Map Quest

Our search for the best maps in town

By: By Anne Burke

Clients shopping for the right city travel map are likely to lose their way among the dizzying selection on store shelves. Here are some tips for figuring out which among today’s top sellers will best suit your client. Most of these maps have write-on, wipe-off laminated surfaces, so remind clients to bring along a dry-erase marker.



Lonely Planet
The sturdy, laminated City Map folds out to a manageable 19 by 19 inches and packs so much info that clients can almost leave their guidebook at home. One side contains a large-scale map of the main tourist district; the reverse is chock full of features: a nicely written exposition on top-10 tourist sights, transit map, street index, temperature and rainfall charts and handy list of phone numbers. Lonely Planet occasionally strays into the world of the obvious: Who doesn’t already know you can flag down a taxi on the street in Barcelona? $8.99.




The Florida-based publisher claims to have originated the laminated, accordion-fold map more than two decades ago. True or not, Streetwise maps are remarkable for their compact size, readable type and inclusion of smaller streets that often don’t make it onto the competition’s product.

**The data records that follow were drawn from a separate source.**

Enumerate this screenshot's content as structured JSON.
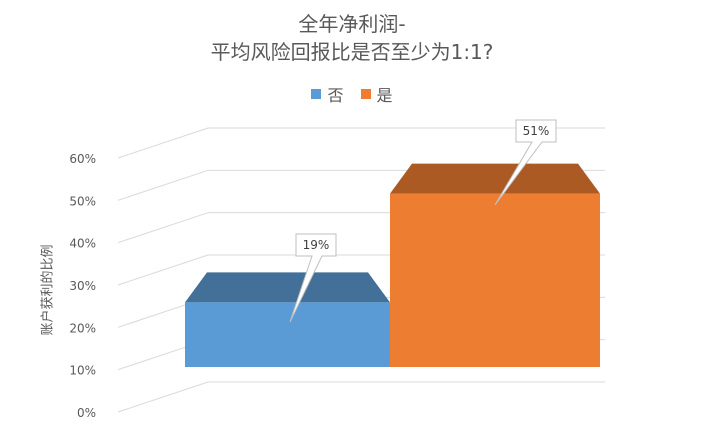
{
  "chart_data": {
    "type": "bar",
    "title": [
      "全年净利润-",
      "平均风险回报比是否至少为1:1?"
    ],
    "ylabel": "账户获利的比例",
    "ylim": [
      0,
      60
    ],
    "yticks": [
      "0%",
      "10%",
      "20%",
      "30%",
      "40%",
      "50%",
      "60%"
    ],
    "grid": true,
    "legend_placement": "top",
    "categories": [
      "否",
      "是"
    ],
    "values": [
      19,
      51
    ],
    "data_labels": [
      "19%",
      "51%"
    ],
    "series": [
      {
        "name": "否",
        "value": 19,
        "color": "#5B9BD5"
      },
      {
        "name": "是",
        "value": 51,
        "color": "#ED7D31"
      }
    ]
  }
}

Clients won’t get a lot of bonus features here, but do they really need an airport diagram anyway? The payoff comes in an incredibly precise rendering of streets and points of interest, updated at least every 18 months by on-the-ground cartographers. $7.99.





National Geographic
Folding out to 18 by 24½ inches the venerable City Destination Map was the largest among our test sample but still fit comfortably into my back pocket. The bigger format allows for a larger scale (remember: large scale means closer to actual size) and bigger print that is kind to older eyes. The reverse side contains a nice description of must-see sights, phone numbers, transit map and small-scale regional maps. $8.99. 




Insight Guides
Who knew that so much info could be squeezed into a laminated map slender enough to slip into a pants pocket? The accordion-fold Day & Night maps are brimming with lists of places to go and things to do, helpful how-to info and day trips outside of town, all illustrated with thumbnail photos. This may be the perfect guide for travelers who don’t want to be burdened by a heavy guidebook. For others, there’s wasted space better devoted to a larger-scale map. (Even the first-time traveler probably knows that Italian is the main language in Rome and the currency in Las Vegas is the U.S. dollar.) $8.95.


InsideOut guide
The InsideOut Guide is the Ginzu knife of its field, jam-packed with features beyond those you’ll find in a typical map. The hard cover opens to reveal two, pop-out maps — a small-scale, city map on the left and a larger-scale map of a popular tourist area on the right. Tucked inside is a small guidebook with practical tourist info and descriptions of top attractions, shopping, restaurants and hotels. But wait — there’s more: a working compass and a tiny, slip-out pen, with space for note taking. $11.95.